Giuseppe Russo
Avanti.it
Qualche mese fa, in occasione del suo novantunesimo compleanno, mentre si trovava ricoverato in ospedale, Mikhail Sergeevic Gorbaciov aveva ricevuto la visita e l’omaggio di Dmitrij Muratov, il giornalista russo filo-occidentale vincitore del Nobel per la pace nel 2021, a trentun anni di distanza da quando era stato lo stesso Gorbaciov ad ottenere l’ambito riconoscimento. In quella circostanza, Muratov si premurò di consegnare al mondo le parole sussurrate da Gorbaciov dal suo letto di malato, parole che oggi echeggiano a mo’ di testamento: “Fate il possibile per fermare Putin”.

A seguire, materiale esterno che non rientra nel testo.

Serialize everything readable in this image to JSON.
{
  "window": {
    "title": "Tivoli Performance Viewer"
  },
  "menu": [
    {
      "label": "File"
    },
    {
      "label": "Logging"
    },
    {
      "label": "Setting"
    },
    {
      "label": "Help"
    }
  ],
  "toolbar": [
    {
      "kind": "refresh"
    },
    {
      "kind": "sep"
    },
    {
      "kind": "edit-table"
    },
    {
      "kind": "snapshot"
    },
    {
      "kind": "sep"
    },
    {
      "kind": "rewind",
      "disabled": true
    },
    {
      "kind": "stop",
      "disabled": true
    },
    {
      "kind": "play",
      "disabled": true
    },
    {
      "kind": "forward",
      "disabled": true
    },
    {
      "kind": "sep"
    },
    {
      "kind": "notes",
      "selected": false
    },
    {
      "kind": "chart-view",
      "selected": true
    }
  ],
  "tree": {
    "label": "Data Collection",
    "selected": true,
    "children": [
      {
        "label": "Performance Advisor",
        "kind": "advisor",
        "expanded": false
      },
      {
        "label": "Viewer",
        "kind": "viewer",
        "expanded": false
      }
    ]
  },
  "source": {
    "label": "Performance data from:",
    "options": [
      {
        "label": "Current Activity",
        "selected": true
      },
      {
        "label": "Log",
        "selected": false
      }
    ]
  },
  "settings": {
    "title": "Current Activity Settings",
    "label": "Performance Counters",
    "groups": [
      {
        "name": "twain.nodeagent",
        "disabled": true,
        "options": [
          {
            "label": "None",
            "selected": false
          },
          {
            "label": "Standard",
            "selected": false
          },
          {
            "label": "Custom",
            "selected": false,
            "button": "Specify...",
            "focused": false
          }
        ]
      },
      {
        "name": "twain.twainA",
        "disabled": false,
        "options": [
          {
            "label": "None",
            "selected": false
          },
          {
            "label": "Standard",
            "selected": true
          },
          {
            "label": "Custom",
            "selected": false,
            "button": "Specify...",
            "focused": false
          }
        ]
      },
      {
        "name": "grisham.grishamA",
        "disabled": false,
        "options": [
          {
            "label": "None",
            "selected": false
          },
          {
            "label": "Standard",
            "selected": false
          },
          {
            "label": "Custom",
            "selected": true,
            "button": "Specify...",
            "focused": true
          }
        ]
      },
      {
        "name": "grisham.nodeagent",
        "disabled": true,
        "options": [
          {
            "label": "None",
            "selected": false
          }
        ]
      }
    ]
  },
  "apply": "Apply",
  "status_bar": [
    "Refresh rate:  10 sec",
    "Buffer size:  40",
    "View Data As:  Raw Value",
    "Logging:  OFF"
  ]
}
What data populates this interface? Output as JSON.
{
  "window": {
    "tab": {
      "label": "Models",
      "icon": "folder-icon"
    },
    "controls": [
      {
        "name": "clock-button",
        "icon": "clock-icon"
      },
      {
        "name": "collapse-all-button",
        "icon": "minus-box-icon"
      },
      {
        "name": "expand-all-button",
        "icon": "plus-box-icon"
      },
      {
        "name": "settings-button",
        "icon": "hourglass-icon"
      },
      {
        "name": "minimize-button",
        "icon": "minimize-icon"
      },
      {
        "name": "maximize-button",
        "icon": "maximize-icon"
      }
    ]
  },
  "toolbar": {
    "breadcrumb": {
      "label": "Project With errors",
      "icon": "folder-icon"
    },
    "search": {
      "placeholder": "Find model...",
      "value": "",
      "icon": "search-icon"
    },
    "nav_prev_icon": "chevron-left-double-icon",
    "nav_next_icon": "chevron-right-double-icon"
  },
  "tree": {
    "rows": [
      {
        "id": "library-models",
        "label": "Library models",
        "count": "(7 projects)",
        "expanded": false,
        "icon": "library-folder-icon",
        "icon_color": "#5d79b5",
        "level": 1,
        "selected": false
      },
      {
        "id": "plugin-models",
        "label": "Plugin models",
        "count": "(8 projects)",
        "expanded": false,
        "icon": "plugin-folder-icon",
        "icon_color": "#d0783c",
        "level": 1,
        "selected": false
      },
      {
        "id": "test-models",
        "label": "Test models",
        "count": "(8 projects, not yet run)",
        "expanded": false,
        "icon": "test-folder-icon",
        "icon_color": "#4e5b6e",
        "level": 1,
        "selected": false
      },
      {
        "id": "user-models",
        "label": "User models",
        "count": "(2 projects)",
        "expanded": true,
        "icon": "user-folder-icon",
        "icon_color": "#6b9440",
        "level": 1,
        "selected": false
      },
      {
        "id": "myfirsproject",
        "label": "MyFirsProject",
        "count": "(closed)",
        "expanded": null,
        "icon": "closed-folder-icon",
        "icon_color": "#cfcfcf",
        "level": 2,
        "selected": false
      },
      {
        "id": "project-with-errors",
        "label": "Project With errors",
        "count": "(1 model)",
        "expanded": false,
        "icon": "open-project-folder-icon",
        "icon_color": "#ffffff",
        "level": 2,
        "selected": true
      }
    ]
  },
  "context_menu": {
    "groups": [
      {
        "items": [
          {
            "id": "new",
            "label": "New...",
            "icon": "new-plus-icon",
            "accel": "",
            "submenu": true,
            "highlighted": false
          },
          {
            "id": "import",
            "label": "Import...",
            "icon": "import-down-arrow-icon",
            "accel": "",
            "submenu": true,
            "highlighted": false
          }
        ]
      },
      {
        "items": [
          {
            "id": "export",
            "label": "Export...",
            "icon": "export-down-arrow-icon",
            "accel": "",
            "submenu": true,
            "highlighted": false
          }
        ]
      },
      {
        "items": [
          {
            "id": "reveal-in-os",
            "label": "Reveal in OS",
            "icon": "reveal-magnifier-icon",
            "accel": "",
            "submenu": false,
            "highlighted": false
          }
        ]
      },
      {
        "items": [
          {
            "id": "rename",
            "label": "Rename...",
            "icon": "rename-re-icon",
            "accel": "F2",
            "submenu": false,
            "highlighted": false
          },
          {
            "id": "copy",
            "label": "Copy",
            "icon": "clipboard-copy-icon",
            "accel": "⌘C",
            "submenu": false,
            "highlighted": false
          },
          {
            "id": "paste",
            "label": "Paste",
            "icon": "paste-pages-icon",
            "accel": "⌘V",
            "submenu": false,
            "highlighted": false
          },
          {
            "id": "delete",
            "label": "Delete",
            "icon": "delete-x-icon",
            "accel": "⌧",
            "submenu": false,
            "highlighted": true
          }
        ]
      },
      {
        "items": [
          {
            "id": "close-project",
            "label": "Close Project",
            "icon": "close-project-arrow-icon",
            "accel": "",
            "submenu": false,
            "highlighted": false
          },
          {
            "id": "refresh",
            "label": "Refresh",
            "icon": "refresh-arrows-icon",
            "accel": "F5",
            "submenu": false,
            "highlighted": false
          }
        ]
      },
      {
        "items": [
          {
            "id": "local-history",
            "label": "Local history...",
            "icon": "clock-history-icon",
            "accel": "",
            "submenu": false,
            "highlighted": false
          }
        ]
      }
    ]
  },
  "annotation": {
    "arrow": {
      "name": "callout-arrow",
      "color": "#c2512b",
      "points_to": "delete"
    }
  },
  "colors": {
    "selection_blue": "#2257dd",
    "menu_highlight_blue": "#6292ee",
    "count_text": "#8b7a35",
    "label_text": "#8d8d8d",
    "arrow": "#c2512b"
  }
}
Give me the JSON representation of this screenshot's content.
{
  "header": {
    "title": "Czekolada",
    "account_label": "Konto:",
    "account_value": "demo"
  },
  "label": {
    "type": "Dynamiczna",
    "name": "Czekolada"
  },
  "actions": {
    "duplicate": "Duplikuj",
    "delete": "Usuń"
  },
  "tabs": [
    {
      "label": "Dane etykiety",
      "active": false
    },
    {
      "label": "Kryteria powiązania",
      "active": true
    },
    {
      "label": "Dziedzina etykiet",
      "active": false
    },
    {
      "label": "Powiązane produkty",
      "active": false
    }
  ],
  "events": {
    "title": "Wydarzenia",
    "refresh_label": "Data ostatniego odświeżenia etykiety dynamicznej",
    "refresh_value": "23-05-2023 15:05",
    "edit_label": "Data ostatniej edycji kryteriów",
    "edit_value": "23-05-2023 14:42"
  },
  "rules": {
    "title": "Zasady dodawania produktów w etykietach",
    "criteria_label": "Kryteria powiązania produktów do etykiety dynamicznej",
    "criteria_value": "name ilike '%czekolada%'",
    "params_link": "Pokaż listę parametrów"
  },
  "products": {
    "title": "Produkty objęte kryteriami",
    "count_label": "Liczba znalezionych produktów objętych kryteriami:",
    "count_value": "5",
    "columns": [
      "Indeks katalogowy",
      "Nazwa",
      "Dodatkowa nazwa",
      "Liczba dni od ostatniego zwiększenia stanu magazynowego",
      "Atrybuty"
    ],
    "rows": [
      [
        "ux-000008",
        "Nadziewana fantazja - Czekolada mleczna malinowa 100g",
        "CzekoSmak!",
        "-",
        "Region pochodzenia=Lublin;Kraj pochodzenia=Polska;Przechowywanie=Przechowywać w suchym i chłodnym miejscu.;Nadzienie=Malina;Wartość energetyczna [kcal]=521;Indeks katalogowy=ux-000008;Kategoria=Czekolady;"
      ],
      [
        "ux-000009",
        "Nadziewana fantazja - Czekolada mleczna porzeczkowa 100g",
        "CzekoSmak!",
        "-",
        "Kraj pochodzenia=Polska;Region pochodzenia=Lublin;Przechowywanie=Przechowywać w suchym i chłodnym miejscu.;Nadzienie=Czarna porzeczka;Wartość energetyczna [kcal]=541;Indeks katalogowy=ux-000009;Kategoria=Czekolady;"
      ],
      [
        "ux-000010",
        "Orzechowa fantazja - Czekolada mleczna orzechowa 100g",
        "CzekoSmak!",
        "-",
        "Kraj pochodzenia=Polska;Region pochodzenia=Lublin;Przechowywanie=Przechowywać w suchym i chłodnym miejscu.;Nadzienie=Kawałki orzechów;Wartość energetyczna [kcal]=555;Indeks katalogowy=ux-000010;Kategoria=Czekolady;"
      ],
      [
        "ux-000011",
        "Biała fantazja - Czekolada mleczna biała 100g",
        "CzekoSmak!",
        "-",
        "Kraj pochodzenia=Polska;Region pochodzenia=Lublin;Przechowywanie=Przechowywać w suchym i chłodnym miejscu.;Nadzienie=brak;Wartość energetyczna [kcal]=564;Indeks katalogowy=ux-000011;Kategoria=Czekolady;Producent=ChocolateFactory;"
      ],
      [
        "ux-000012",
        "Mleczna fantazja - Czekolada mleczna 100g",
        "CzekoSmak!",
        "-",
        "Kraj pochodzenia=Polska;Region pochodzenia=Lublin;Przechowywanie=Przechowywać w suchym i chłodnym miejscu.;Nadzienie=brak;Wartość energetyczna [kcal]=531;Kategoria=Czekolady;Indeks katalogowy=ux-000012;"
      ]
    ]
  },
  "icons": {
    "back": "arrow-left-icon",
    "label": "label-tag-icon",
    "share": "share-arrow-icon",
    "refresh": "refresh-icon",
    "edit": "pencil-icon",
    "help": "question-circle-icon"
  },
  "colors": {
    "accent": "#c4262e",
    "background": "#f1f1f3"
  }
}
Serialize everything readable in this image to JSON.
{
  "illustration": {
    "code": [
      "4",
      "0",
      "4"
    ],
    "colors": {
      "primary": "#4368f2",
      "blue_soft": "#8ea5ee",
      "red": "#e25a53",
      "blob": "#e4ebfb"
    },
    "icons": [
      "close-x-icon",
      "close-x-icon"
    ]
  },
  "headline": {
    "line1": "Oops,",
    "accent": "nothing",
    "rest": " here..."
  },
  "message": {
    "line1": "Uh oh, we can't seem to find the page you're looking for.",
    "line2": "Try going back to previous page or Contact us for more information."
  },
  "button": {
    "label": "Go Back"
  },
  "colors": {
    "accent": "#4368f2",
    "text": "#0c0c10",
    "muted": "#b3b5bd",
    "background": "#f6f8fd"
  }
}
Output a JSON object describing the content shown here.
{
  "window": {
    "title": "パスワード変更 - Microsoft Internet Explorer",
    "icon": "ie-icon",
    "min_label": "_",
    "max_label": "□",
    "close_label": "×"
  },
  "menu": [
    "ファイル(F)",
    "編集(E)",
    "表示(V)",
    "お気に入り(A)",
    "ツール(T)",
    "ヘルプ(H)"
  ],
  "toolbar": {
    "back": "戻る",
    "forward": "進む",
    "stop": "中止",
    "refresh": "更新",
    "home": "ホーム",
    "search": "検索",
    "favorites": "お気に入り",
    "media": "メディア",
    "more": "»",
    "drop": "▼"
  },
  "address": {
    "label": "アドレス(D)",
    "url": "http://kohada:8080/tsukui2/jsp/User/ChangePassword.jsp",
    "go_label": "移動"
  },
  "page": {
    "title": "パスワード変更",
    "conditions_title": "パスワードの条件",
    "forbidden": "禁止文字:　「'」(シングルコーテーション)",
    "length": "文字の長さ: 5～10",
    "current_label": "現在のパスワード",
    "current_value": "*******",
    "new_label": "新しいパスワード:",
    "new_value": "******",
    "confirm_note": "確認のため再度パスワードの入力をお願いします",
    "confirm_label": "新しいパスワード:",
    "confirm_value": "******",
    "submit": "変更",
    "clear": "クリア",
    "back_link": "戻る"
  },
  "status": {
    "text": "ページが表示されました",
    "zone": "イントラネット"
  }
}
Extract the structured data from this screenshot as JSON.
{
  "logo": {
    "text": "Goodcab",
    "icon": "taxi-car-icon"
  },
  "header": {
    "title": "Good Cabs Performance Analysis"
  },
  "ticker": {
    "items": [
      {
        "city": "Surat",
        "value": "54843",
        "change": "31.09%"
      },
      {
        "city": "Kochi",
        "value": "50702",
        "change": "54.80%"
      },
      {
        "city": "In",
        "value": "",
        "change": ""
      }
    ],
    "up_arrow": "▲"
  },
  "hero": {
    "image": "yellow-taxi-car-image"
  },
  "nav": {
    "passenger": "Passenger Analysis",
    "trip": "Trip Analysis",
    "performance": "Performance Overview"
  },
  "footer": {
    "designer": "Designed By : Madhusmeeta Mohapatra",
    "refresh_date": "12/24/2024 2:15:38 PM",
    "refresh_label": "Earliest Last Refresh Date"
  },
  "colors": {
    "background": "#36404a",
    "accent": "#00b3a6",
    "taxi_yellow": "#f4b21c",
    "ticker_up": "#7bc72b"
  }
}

La Storia, in tutt’altre faccende affaccendata, s’è ricordata dell’uomo che liquidò l’Unione Sovietica solo in occasione della sua dipartita. I necrologi beatificanti pubblicati dalle gazzette dell’Occidente hanno collocato la sua effigie nel Pantheon del globalismo, dipingendolo come un campione della lotta per la libertà e la democrazia. Eppure, l’ascesa di Gorbaciov ai vertici di quello che gli stessi gazzettieri di cui sopra chiamavano allora “Impero del Male” era maturata tutta all’interno del grigio apparato del Partito Comunista. Giovane burosauro cresciuto all’ombra di Yuri Andropov, l’ex direttore del KGB che divenne segretario generale del partito nella parte terminale della sua vita, nella sua scalata della piramide del potere sovietico Gorbaciov ebbe anche la sorte dalla sua, riuscendo ad entrare nel Politburo, l’ufficio politico “ristretto” del PCUS, dopo che un infarto e un incidente stradale avevano rimosso dalla sua strada i rivali più ingombranti. Con Andropov, oltre ad una tiepida vocazione “riformista”, il giovane Mikhail Sergeevic condivideva le origini, essendo entrambi nati nel territorio di Stavropol, a Nord del Caucaso. Successore designato di Andropov ai vertici del partito e dello Stato, Gorbaciov dovette star fermo un giro alla morte del suo mentore, quando a capo del PCUS fu promosso, per poco più di un anno prima di morire a sua volta, il “conservatore” Konstantin Cernenko.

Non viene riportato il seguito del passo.